Enfin, il est important de noter que les Etats de la région, face à la fragmentation du groupe, sont incapables de suivre les déplacements de Boko Haram, y compris sur leur propre territoire. La capacité de nuisance du groupe est telle, qu’il est en mesure de poser des bombes dans la plupart des grands centres urbains, ce qui complique la tâche des armées nationales. Enfin, comme évoqué précédemment, l’organisation dispose de contacts au sein des états-majors et des autorités politiques, ce qui lui procure un avantage stratégique décisif. En septembre dernier, douze officiers supérieurs de l’armée nigériane ont ainsi été sanctionnés pour « complicité » avec Boko Haram. Au Cameroun, certains officiels ont également été mis à pied pour la même raison.

Quels étaient les enjeux du sommet des chefs d’Etats africains dédié à Boko Haram qui vient de s’achever ? Les réponses apportées vous semblent-elles adéquates à la menace ?
Au mois de juillet dernier, les chefs d’Etats de la région s’étaient déjà retrouvés à Paris et des dispositions avaient été prises pour endiguer la montée en puissance de Boko Haram. Or le sommet, qui vient d’avoir lieu à Niamey, visait à aller plus loin dans la matérialisation de cette ambition définie en juillet. Au sortir de ce sommet, les chefs d’Etats se sont mis d’accord sur la création d’une force régionale de 700 hommes afin de mutualiser leurs efforts dans la lutte contre l’organisation islamiste.

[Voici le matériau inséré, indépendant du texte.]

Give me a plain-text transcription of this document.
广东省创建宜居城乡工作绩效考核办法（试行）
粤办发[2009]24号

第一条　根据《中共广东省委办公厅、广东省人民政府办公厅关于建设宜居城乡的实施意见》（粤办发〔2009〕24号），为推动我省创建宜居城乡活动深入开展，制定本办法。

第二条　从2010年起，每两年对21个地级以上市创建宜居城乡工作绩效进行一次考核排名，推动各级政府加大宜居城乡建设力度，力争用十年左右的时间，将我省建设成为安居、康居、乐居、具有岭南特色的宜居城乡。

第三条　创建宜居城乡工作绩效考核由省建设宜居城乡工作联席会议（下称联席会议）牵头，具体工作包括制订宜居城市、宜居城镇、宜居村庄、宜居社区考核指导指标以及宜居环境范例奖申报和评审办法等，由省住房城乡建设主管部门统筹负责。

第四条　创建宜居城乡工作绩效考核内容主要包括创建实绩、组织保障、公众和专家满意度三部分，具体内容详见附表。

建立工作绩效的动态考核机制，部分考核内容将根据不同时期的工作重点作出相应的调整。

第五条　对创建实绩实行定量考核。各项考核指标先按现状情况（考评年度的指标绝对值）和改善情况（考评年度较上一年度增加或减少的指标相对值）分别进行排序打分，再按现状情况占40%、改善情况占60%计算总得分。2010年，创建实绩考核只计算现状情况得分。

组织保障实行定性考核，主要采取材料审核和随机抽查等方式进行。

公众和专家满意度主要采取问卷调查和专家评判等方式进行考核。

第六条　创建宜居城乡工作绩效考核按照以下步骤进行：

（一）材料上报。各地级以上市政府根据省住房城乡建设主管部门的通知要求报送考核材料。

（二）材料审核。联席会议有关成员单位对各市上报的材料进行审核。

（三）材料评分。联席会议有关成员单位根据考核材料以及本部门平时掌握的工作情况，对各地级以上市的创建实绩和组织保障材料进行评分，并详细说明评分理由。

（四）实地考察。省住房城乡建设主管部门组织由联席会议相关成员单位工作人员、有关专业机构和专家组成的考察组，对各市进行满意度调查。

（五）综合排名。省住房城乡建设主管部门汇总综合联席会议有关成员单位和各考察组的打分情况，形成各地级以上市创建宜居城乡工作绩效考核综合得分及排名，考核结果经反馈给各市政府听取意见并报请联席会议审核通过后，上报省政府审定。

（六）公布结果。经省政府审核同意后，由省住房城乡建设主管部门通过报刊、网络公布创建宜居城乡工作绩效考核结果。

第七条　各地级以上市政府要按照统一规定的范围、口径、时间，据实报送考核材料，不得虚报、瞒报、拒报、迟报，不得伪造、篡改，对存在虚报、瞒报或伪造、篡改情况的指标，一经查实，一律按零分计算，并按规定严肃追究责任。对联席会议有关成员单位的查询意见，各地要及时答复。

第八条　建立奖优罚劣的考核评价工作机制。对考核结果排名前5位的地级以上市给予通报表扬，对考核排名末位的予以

S’il s’agit d’une avancée notable et, semble-t-il, judicieuse, il convient cependant de noter que l’effectif de cette unité demeure encore limité au regard de la capacité de nuisance et des territoires contrôlés par Boko Haram. Il est également absolument indispensable que cette force régionale soit dotée des moyens nécessaires à son succès (équipements, logistique, formation, renseignement etc.).
De plus, les succès de Boko Haram nécessitent une réponse complexe et non basée sur la seule force militaire. Investir dans l’éducation, la santé et les infrastructures tout en mettant en place des politiques économiques efficaces pour réduire la pauvreté et abaisser le taux de chômage des populations des régions où sévit le groupe djihadiste apparaissent comme absolument nécessaires. La seule réponse militaire n’est pas suffisante pour défaire Boko Haram.